An increase in education links has seen more Vietnamese students and their families visit New Zealand in recent years, but outward tourism to New Zealand is still in its infancy. Going the other way, however, available data suggests that at least 1000 NZ tourists a month visit Viet Nam, with high-end and group tourism building on traditional ‘backpacker’ visits.
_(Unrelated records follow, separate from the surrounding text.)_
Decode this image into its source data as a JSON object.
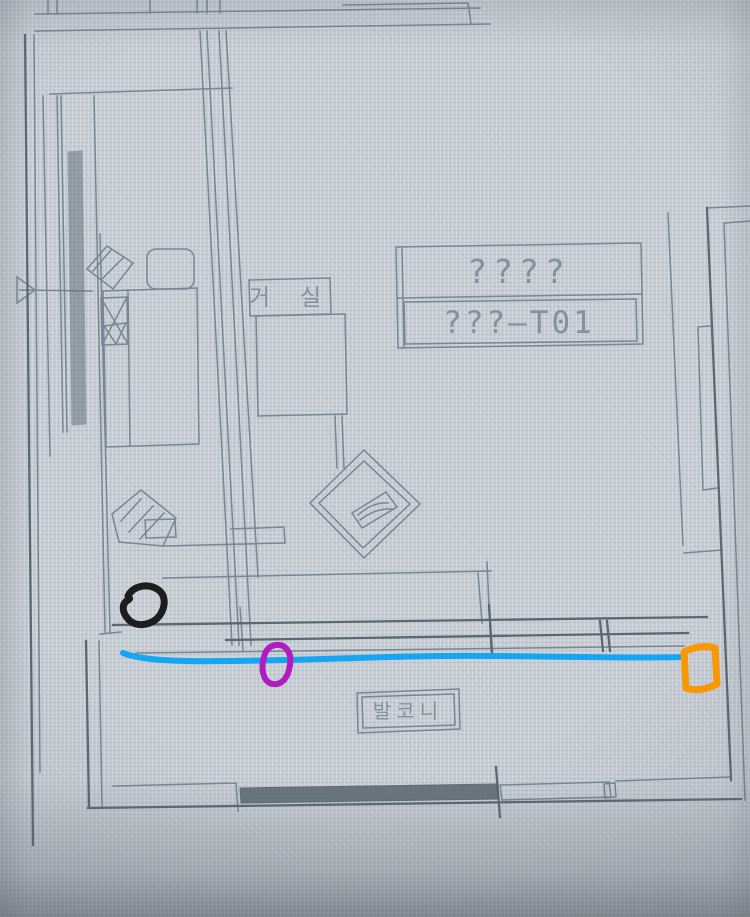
{
  "drawing": {
    "labels": {
      "living_room": "거 실",
      "balcony": "발코니"
    },
    "title_block": {
      "row1": "????",
      "row2": "???—T01"
    },
    "colors": {
      "line": "#72808d",
      "line_dark": "#57636d",
      "text": "#828e99",
      "background": "#c6cdd4"
    }
  },
  "annotations": {
    "black_loop": {
      "color": "#1d1d1f"
    },
    "blue_line": {
      "color": "#16a5f2"
    },
    "purple_oval": {
      "color": "#b01cc2"
    },
    "orange_box": {
      "color": "#fb9904"
    }
  }
}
In July 2012 New Zealand and Viet Nam established a bilateral Working Holiday Scheme (WHS), Viet Nam’s first with any bilateral partner.  Under the scheme, 100 young people per year from each country may visit the other for holiday purposes, with some incidental work and study possible to offset travel costs and upskill.  The quota for Vietnamese WHS travelling to New Zealand in the first year of the WHS is full, but a new quota will open up on 31 July 2013.  There are still plenty of quota places for New Zealanders wishing to have a working holiday in Viet Nam.  Respective embassies can provide more information.

In recent years several groups of New Zealand veterans have visited Viet Nam to commemorate ANZAC Day and other significant dates.

The Asia New Zealand Foundation works to promote people-to-people links between New Zealand and Asia, including Viet Nam, through support for youth, media and cultural exchanges as well as other activities. The ANZF also partners the Diplomatic Academy of Viet Nam to hold periodic “Track Two” political dialogues between respective academics and research communities.

Other ad hoc cultural exchanges also take place. For example, a water puppet troupe from Hanoi performed at the 2011 Auckland Arts Festival.